The complex is divided into two areas: the agricultural zone, made up of sets of agricultural terraces, which lies south and the urban area, which is where the occupants lived and where some of the main civil and religious activities were developed. Both zones are separated by a wall, a moat and a staircase, elements that run parallel down the hill east of the mountain. The floor of their non roofed areas is provided with a drainage system consisting of layers of gravel (crushed stones) and rocks to prevent rain water ponding. 129 drainage channels are spread throughout the urban area, designed to avoid splashing and erosion, resulting in mostly in the moat separating the urban area of the agriculture area, which was actually the main drain of the city. It is estimated that 60% of the constructive effort of Machu Picchu was making foundations on terraces filled with gravel for good drainage of excess water.
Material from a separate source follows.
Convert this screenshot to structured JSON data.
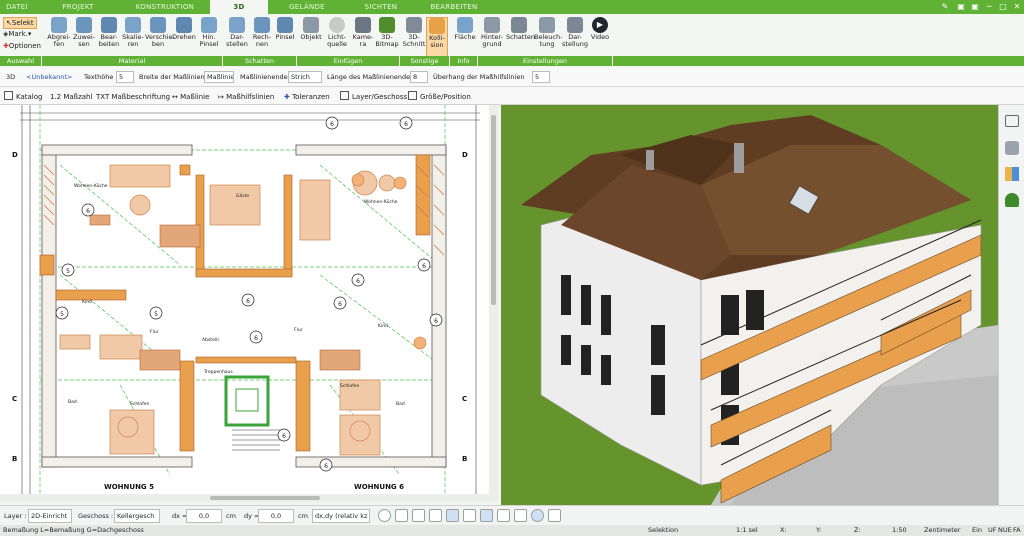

Machu Picchu, as part of a region of great economic movement in times of Pachacutec, was integrated into the network of Inca roads of the Empire. Using these pathways you can access to other nearby Inca sites that are of great interest. The north by the forks in the road of Huayna Picchu you can reach the Temple of the Moon or the top of the mountain where you will find Inca constructions. To the west is the road to Intipata and passes through the famous “removable bridge”. To the south is the best known and most important road of all, which is the most popular trekking route in Peru. The Inca Trail to Machu Picchu is a trip of 3 to 4 days going through what the late fifteenth century was the main access route to Machu Picchu, which began in Llactapata Complex and passed through the ceremonial centers of Sayacmarca Phuyupatamarca and Wiñaywayna, ending in the “inn” of Intipunku, the “gated” entrance to Machu Picchu domains and final point.
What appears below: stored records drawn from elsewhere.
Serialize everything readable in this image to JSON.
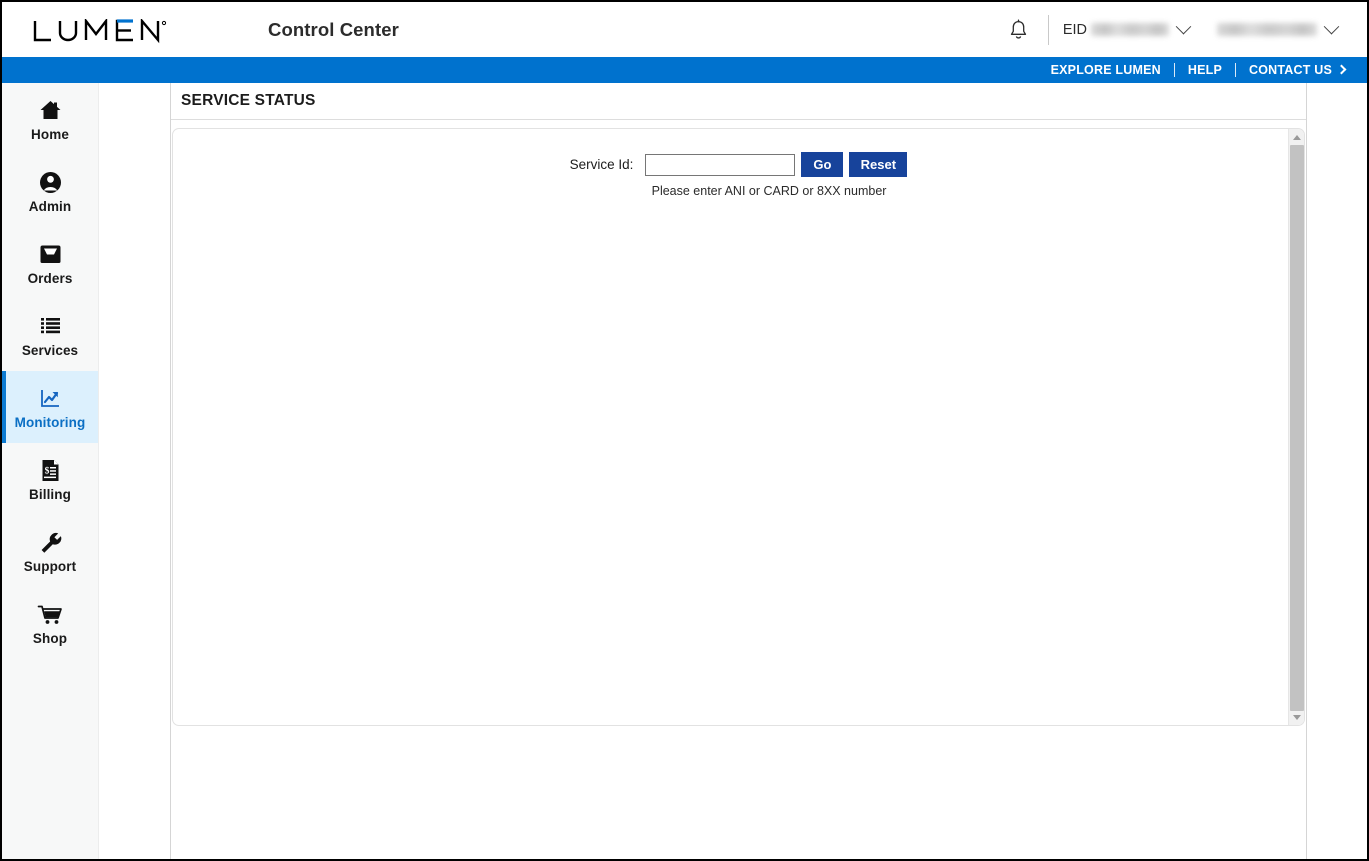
{
  "header": {
    "logo_text": "LUMEN",
    "logo_trademark": "®",
    "app_title": "Control Center",
    "bell_icon": "notification-bell-icon",
    "eid_label": "EID",
    "eid_value": "",
    "user_value": "",
    "eid_chevron": "chevron-down-icon",
    "user_chevron": "chevron-down-icon"
  },
  "blue_nav": {
    "links": [
      {
        "label": "EXPLORE LUMEN",
        "name": "explore-lumen-link"
      },
      {
        "label": "HELP",
        "name": "help-link"
      },
      {
        "label": "CONTACT US",
        "name": "contact-us-link"
      }
    ],
    "contact_chevron": "chevron-right-icon",
    "background_color": "#0072ce"
  },
  "sidebar": {
    "active_index": 4,
    "active_bg_color": "#dcf0fd",
    "active_accent_color": "#0b7ad1",
    "items": [
      {
        "label": "Home",
        "icon": "home-icon"
      },
      {
        "label": "Admin",
        "icon": "user-circle-icon"
      },
      {
        "label": "Orders",
        "icon": "inbox-tray-icon"
      },
      {
        "label": "Services",
        "icon": "list-icon"
      },
      {
        "label": "Monitoring",
        "icon": "chart-trending-up-icon"
      },
      {
        "label": "Billing",
        "icon": "invoice-dollar-icon"
      },
      {
        "label": "Support",
        "icon": "wrench-icon"
      },
      {
        "label": "Shop",
        "icon": "shopping-cart-icon"
      }
    ]
  },
  "main": {
    "page_title": "SERVICE STATUS",
    "form": {
      "service_id_label": "Service Id:",
      "service_id_value": "",
      "service_id_placeholder": "",
      "go_button": "Go",
      "reset_button": "Reset",
      "helper_text": "Please enter ANI or CARD or 8XX number",
      "button_color": "#17439b"
    },
    "scrollbar": {
      "up_arrow": "scroll-up-arrow-icon",
      "down_arrow": "scroll-down-arrow-icon",
      "thumb": "scrollbar-thumb"
    }
  }
}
The Sanctuary of Machu Picchu has a rich biodiversity due to a combination of factors is within a range of altitude, which provides a range of temperatures, and high mountains also create favorable microclimates for the evolution of certain species and subspecies. The local flora of the reserve of Machu Picchu includes pisonayes, q’ofias, alder trees, puja, ferns, and there is an estimate of 300 species of orchids, of which only 260 species have been identified and classified. Due to the rugged nature of the land, only 35% of the territory has been studied. Further research could reveal many surprises. The situation of the land, the natural surroundings and strategic places of Machu Picchu give this sanctuary a fusion of beauty, harmony and balance between the work of the ancient Peruvians and the whims of nature. Thanks to the diversity of existing micro-regions within the reserve of Machu Picchu, you can find an impressive variety of animals in the area. They have identified 375 species of birds, 200 of which can be observed on a tour around the sanctuary, also there is the Andean condor, the torrent duck, llamas, alpacas, vicunas, the Andean Spectacled bear.

* Visit your doctor before the trip.
* It is recommended getting a insurance travel, in case of any emergency.
* At your arrival in Cusco, rest and drink coca tea, that will avoid high sickness (soroche).
* Try to stay at least 2 or 3 days in Cusco city, because you will to acclimatize.
* Take note about the season that you are planning to go to Machu Picchu.
* From April to October (dry season)is recommended to take sunglasses, sunscreen and hat.
* From December to March (wet season) is advisable to wear boots, because the floor gets slippery. Also a raincoat or umbrella is recommended.
* When you are visiting Machu Picchu only take with you a small bag or backpack with the necessary things.